Mark and Janet Hilbert are establishing an art museum at Chapman University featuring a large segment of their extensive California Scene art collection
Janet and Mark Hilbert became acquainted with California Scene paintings quite by accident. Before they were married, they visited a consignment shop to furnish their first home and saw some watercolors that they really liked.
“We liked them because of their spontaneity,” Mark says.
When they went back to buy more, the owner told them the watercolors were highly undervalued, and that was a tip-off to them.
“The consignment store owner gave us a book called California Style by Gordon McClelland, and our journey collecting California Scene art began,” Janet says.
The journey has brought this art-loving couple to collect more than 900 California Scene paintings, with them donating a large segment of those works of art valued at nearly $10 million to Chapman University. They have also contributed $3 million to build a new museum to display the art and to provide a research library.
“It will be the first institution dedicated exclusively to California Scene art,” Mark says. “It’s kind of an overlooked group of artists.”
The Hilberts say the art depicts everyday life in California in the middle of the 20th century. From 1930 to the present, these artists painted mainly in watercolor and depicted people and manmade objects, such as cars, piers, factories, freeways, etc., in their works, thus the name California Scene painters. Their work was in direct contrast to the California impressionist painters, who painted scenes of unpopulated coastlines and mountains, with nary a human being in sight.
“Our paintings all have a narrative or story,” Mark says. “We buy art that touches our soul and moves us. Some of the works were painted in the Great Depression, and you feel it.”
The Hilberts say the most popular work in the collection is Millard Sheets’ “San Dimas Train Station,” a 1933 watercolor that the Hilberts consider the signature work of their collection because of its powerfully evocative image and the fact that Sheets was a leading artist in the movement.
Mark shares that many of the artists were classically trained at the Chouinard Art Institute (later the California Institute of the Arts) and were employed by the movie studios in the Los Angeles area, especially Walt Disney Studios, where they painted studio backdrops and worked in animated films.
“Emil Kosa, Jr., was an example of an artist who worked in the studio system,” Mark says. “He won an Academy Award in art direction for his work on Anthony & Cleopatra.”
Top California Scene artist Phil Dike was hired by Disney in the mid-1930s, according to Mark, to coordinate the color throughout Disney’s first feature-length animated film, Snow White and the Seven Dwarfs.

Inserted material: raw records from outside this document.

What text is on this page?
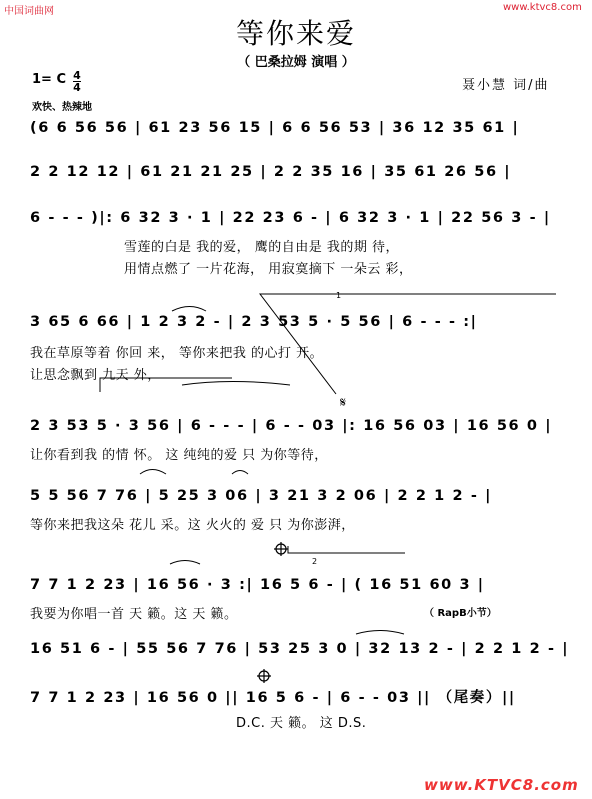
中国词曲网	www.ktvc8.com
等你来爱
（ 巴桑拉姆 演唱 ）
1= C 4
4	聂小慧 词/曲
欢快、热辣地
1
2
𝄋
(6 6 56 56 | 61 23 56 15 | 6 6 56 53 | 36 12 35 61 |
2 2 12 12 | 61 21 21 25 | 2 2 35 16 | 35 61 26 56 |
6 - - - )|: 6 32 3 · 1 | 22 23 6 - | 6 32 3 · 1 | 22 56 3 - |
雪莲的白是 我的爱， 鹰的自由是 我的期 待，
用情点燃了 一片花海， 用寂寞摘下 一朵云 彩，
3 65 6 66 | 1 2 3 2 - | 2 3 53 5 · 5 56 | 6 - - - :|
我在草原等着 你回 来， 等你来把我 的心打 开。
让思念飘到 九天 外，
2 3 53 5 · 3 56 | 6 - - - | 6 - - 03 |: 16 56 03 | 16 56 0 |
让你看到我 的情 怀。 这 纯纯的爱 只 为你等待，
5 5 56 7 76 | 5 25 3 06 | 3 21 3 2 06 | 2 2 1 2 - |
等你来把我这朵 花儿 采。这 火火的 爱 只 为你澎湃，
7 7 1 2 23 | 16 56 · 3 :| 16 5 6 - | ( 16 51 60 3 |
我要为你唱一首 天 籁。这 天 籁。	（ RapB小节）
16 51 6 - | 55 56 7 76 | 53 25 3 0 | 32 13 2 - | 2 2 1 2 - |
7 7 1 2 23 | 16 56 0 || 16 5 6 - | 6 - - 03 || （尾奏）||
D.C. 天 籁。 这 D.S.
www.KTVC8.com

“It was the first time technicolor was used in a feature-length film, and Phil was in charge,” Mark says.
The Chapman connection grew from a walk around campus with Mark’s nephew, who was a student there. Several years later, when the Hilberts realized after visiting the major art museums in Europe that their paintings could stand up to much of what they saw, they started thinking about creating their own museum. They remembered Chapman’s impressive public art and made a call.
“I called Chapman Vice President Sheryl Bourgeois,” Mark says, “and left a message on her voice machine, ‘Every great university needs a great art museum.’”

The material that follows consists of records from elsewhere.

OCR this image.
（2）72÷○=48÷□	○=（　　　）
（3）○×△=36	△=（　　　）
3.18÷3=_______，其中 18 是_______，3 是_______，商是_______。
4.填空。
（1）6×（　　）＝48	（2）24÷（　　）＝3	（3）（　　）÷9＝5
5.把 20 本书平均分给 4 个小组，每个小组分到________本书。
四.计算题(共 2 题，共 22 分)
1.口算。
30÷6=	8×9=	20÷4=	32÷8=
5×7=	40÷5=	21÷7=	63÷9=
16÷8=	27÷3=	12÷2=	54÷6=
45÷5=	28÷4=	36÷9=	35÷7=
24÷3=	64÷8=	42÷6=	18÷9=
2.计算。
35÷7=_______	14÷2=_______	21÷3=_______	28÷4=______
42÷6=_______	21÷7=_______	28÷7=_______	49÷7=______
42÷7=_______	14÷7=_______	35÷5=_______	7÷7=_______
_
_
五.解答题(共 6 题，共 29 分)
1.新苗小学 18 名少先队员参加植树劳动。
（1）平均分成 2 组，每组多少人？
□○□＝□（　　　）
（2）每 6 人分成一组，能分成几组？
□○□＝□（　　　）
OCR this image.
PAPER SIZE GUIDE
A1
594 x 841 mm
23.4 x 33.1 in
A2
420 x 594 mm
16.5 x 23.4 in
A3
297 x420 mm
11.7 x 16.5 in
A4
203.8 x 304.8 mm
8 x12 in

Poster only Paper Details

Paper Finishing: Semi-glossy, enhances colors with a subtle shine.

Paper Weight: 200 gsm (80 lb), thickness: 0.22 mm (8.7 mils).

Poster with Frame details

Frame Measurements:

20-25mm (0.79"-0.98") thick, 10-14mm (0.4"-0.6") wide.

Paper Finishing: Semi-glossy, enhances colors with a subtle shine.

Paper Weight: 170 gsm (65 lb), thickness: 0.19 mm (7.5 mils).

A few days later, the Hilberts received a call from Chapman University President Jim Doti, an art collector himself who was much taken with California Scene art.
“Jim was a real visionary to make this happen,” Mark says. “We didn’t want to donate our paintings to a museum that would put them in the basement and forget about them.”
By the time Doti met with them, he had figured out where the museum would be located on campus–the renovated space of what used to be the Villa Park Orchards Packing House.
Doti’s enthusiasm for the project showed at the gift’s formal announcement last November, where he spoke about the works:
“A collection of California Scene paintings that encompasses most of the 20th century will help enrich our academic programs by bringing to life the economic, social and political forces that shaped our state and its history.”
Janet said their collaboration with the university has been a good one.
“Chapman has welcomed us with open arms, and it’s a good marriage,” she explains.
In the meantime, the public will have an opportunity to view a selection of watercolors from the collection, titled “Changing California,” at Chapman in its Leatherby Libraries through August 10. The collection is curated by Chapman’s Director of Communications and Media Relations Mary Platt, who is also an art historian.
“The entire sweep of paintings will show the state’s development from farming to car and surfing culture to the entertainment and leisure juggernaut it is today,” Platt says.
When the Hilbert Museum of California Art, as it will be called, opens this fall and later moves to its renovated citrus packing house digs, it will feature more than California Scene paintings. It will also display California representational art of all eras, including contemporary works from recent years.
To say this couple loves their “babies” is an understatement. Their art-filled home in Newport Coast is a respite.
“I love being in my home,” Janet says. “Every room I walk into makes me happy.”
But, don’t think for a minute the Hilberts are finished collecting.
As Mark shares, “I bought a painting yesterday, and the paint was still wet!”
“We find that people are drawn to these paintings,” Mark says. “They relate from the heart. The artists left behind a treasure trove of paintings through their families and only in the last 25 years are they beginning to surface.”